Icahn first revealed that he has a large stake in Apple in August, and has been discussing his desire for a larger share repurchase program ever since. Apple currently has a plan to return $100 billion to shareholders over the next three years, mainly by buying back its own stock. Apple also pays a dividend.
Manufacturing activity picks up: Investors were also keeping a close eye on the state of the manufacturing sector Tuesday. The Institute for Supply Management's monthly report showed that manufacturing expanded more than expected in September, with the index rising to its highest level since April 2011.
Major automakers were also issuing their monthly sales reports throughout the day. Ford(F) shares rose nearly 2% after reporting a 6% jump in sales for September. General Motors(GM) shares slipped after the company said sales dropped 11%, compared with a year earlier. Toyota Motor(TM) also reported a decline in sales.
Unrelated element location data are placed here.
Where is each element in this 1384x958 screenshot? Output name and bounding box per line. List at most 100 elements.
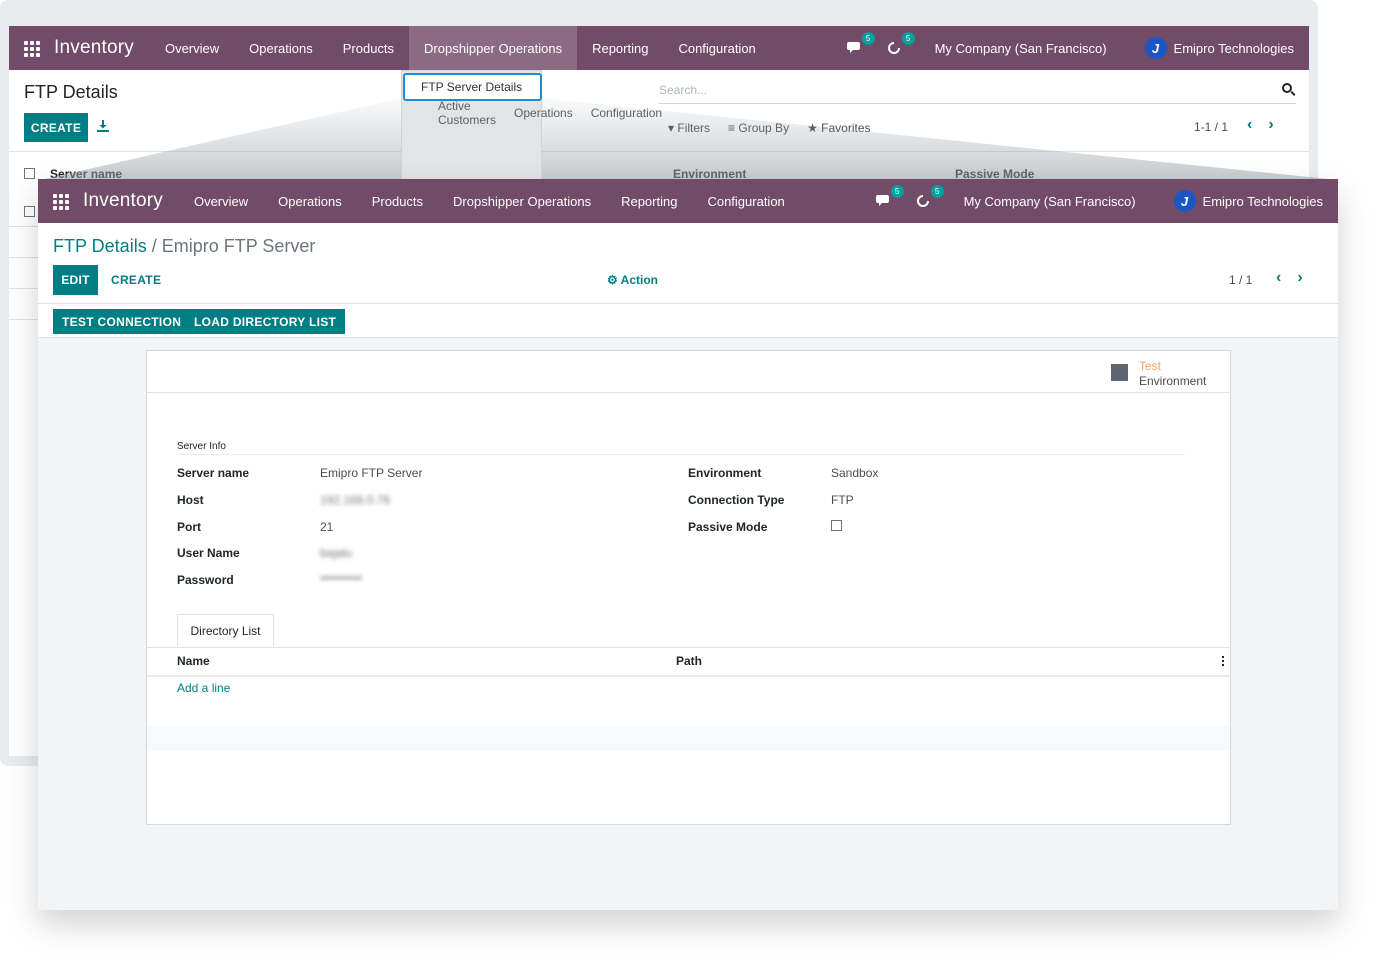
header-divider	[147, 675, 1230, 677]
breadcrumb-current: Emipro FTP Server	[161, 236, 316, 256]
menu-overview[interactable]: Overview	[150, 26, 234, 70]
search-placeholder: Search...	[659, 83, 708, 97]
company-switcher[interactable]: My Company (San Francisco)	[935, 41, 1107, 56]
menu-item-configuration[interactable]: Configuration	[573, 101, 662, 125]
field-value-user-name: bajalu	[320, 546, 353, 560]
user-name: Emipro Technologies	[1202, 193, 1323, 209]
optional-columns-icon[interactable]	[1222, 656, 1225, 666]
pager-value[interactable]: 1 / 1	[1229, 273, 1252, 287]
field-value-password: ••••••••••	[320, 571, 363, 585]
field-label-environment: Environment	[688, 466, 762, 480]
pager-previous-icon[interactable]: ‹	[1276, 269, 1281, 287]
environment-label: Environment	[1139, 374, 1207, 388]
menu-operations[interactable]: Operations	[263, 179, 357, 223]
app-brand[interactable]: Inventory	[54, 37, 134, 59]
field-label-connection-type: Connection Type	[688, 493, 785, 507]
group-separator	[177, 454, 1185, 455]
control-panel: FTP Details / Emipro FTP Server EDIT CRE…	[38, 223, 1338, 304]
breadcrumb-separator: /	[146, 236, 162, 256]
pager-next-icon[interactable]: ›	[1297, 269, 1302, 287]
row-divider	[9, 226, 39, 227]
activities-badge: 5	[901, 32, 915, 45]
avatar: J	[1173, 190, 1196, 212]
menu-reporting[interactable]: Reporting	[577, 26, 663, 70]
menu-products[interactable]: Products	[328, 26, 409, 70]
user-menu[interactable]: J Emipro Technologies	[1144, 37, 1294, 59]
back-navbar: Inventory Overview Operations Products D…	[9, 26, 1309, 70]
search-input[interactable]: Search...	[659, 77, 1296, 104]
pager-next-icon[interactable]: ›	[1268, 116, 1273, 134]
column-path[interactable]: Path	[676, 654, 702, 668]
tab-directory-list[interactable]: Directory List	[177, 614, 274, 648]
pager-previous-icon[interactable]: ‹	[1247, 116, 1252, 134]
menu-item-active-customers[interactable]: Active Customers	[420, 99, 496, 127]
menu-products[interactable]: Products	[357, 179, 438, 223]
page-title: FTP Details	[24, 82, 118, 102]
gear-icon: ⚙	[607, 273, 618, 287]
edit-button[interactable]: EDIT	[53, 265, 98, 295]
divider	[9, 151, 1309, 152]
menu-overview[interactable]: Overview	[179, 179, 263, 223]
group-by-button[interactable]: ≡ Group By	[728, 121, 789, 135]
messages-icon[interactable]: 5	[875, 185, 904, 208]
breadcrumb: FTP Details / Emipro FTP Server	[53, 236, 315, 257]
apps-menu-icon[interactable]	[53, 194, 71, 210]
menu-dropshipper-operations[interactable]: Dropshipper Operations	[438, 179, 606, 223]
field-value-connection-type: FTP	[831, 493, 854, 507]
menu-configuration[interactable]: Configuration	[663, 26, 770, 70]
messages-icon[interactable]: 5	[846, 32, 875, 55]
activities-icon[interactable]: 5	[887, 32, 915, 55]
form-sheet: Test Environment Server Info Server name…	[146, 350, 1231, 825]
field-label-server-name: Server name	[177, 466, 250, 480]
front-navbar: Inventory Overview Operations Products D…	[38, 179, 1338, 223]
download-icon[interactable]	[97, 119, 109, 135]
company-switcher[interactable]: My Company (San Francisco)	[964, 194, 1136, 209]
menu-dropshipper-operations[interactable]: Dropshipper Operations	[409, 26, 578, 70]
create-button[interactable]: CREATE	[24, 113, 88, 142]
empty-row	[147, 726, 1230, 751]
pager-value[interactable]: 1-1 / 1	[1194, 120, 1228, 134]
tab-divider	[147, 647, 1230, 648]
activities-icon[interactable]: 5	[916, 185, 944, 208]
app-brand[interactable]: Inventory	[83, 190, 163, 212]
environment-state: Test	[1139, 359, 1162, 373]
select-all-checkbox[interactable]	[24, 168, 35, 179]
menu-reporting[interactable]: Reporting	[606, 179, 692, 223]
row-divider	[9, 257, 39, 258]
form-statusbar: TEST CONNECTION LOAD DIRECTORY LIST	[38, 304, 1338, 338]
menu-configuration[interactable]: Configuration	[692, 179, 799, 223]
field-label-password: Password	[177, 573, 234, 587]
sheet-header: Test Environment	[147, 351, 1230, 393]
row-checkbox[interactable]	[24, 206, 35, 217]
environment-toggle-icon[interactable]	[1111, 364, 1128, 381]
menu-item-ftp-server-details[interactable]: FTP Server Details	[403, 73, 542, 101]
menu-item-operations[interactable]: Operations	[496, 101, 573, 125]
field-label-host: Host	[177, 493, 204, 507]
test-connection-button[interactable]: TEST CONNECTION	[53, 309, 191, 334]
messages-badge: 5	[861, 32, 875, 45]
create-button[interactable]: CREATE	[111, 273, 161, 287]
favorites-button[interactable]: ★ Favorites	[807, 121, 870, 135]
field-label-user-name: User Name	[177, 546, 240, 560]
field-value-server-name: Emipro FTP Server	[320, 466, 423, 480]
column-name[interactable]: Name	[177, 654, 210, 668]
filters-button[interactable]: ▾ Filters	[668, 121, 710, 135]
activities-badge: 5	[930, 185, 944, 198]
action-menu[interactable]: ⚙ Action	[607, 273, 658, 287]
load-directory-list-button[interactable]: LOAD DIRECTORY LIST	[185, 309, 346, 334]
avatar: J	[1144, 37, 1167, 59]
add-line-link[interactable]: Add a line	[177, 681, 230, 695]
group-title: Server Info	[177, 441, 226, 452]
apps-menu-icon[interactable]	[24, 41, 42, 57]
field-label-port: Port	[177, 520, 201, 534]
search-icon[interactable]	[1282, 83, 1292, 93]
field-value-environment: Sandbox	[831, 466, 879, 480]
field-label-passive-mode: Passive Mode	[688, 520, 768, 534]
messages-badge: 5	[890, 185, 904, 198]
user-name: Emipro Technologies	[1173, 40, 1294, 56]
user-menu[interactable]: J Emipro Technologies	[1173, 190, 1323, 212]
breadcrumb-parent-link[interactable]: FTP Details	[53, 236, 147, 256]
dropshipper-dropdown: FTP Server Details Active Customers Oper…	[401, 70, 662, 180]
environment-toggle[interactable]: Test Environment	[1139, 359, 1206, 389]
menu-operations[interactable]: Operations	[234, 26, 328, 70]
Some car companies cited an early Labor Day as a problem. Since the holiday fell on September 2nd, many pre-Labor Day sales took place in late August.
But traders thought that was a lame excuse.
"$GM complaining about Labor Day sales, $F isn't! Bullish," said StockTwits user simonsays452.
"$F Stronger sept than expected following great summer - Ford is crushing it!!! $F is eating $GM and $TM's lunch," added ShamanStockPicker.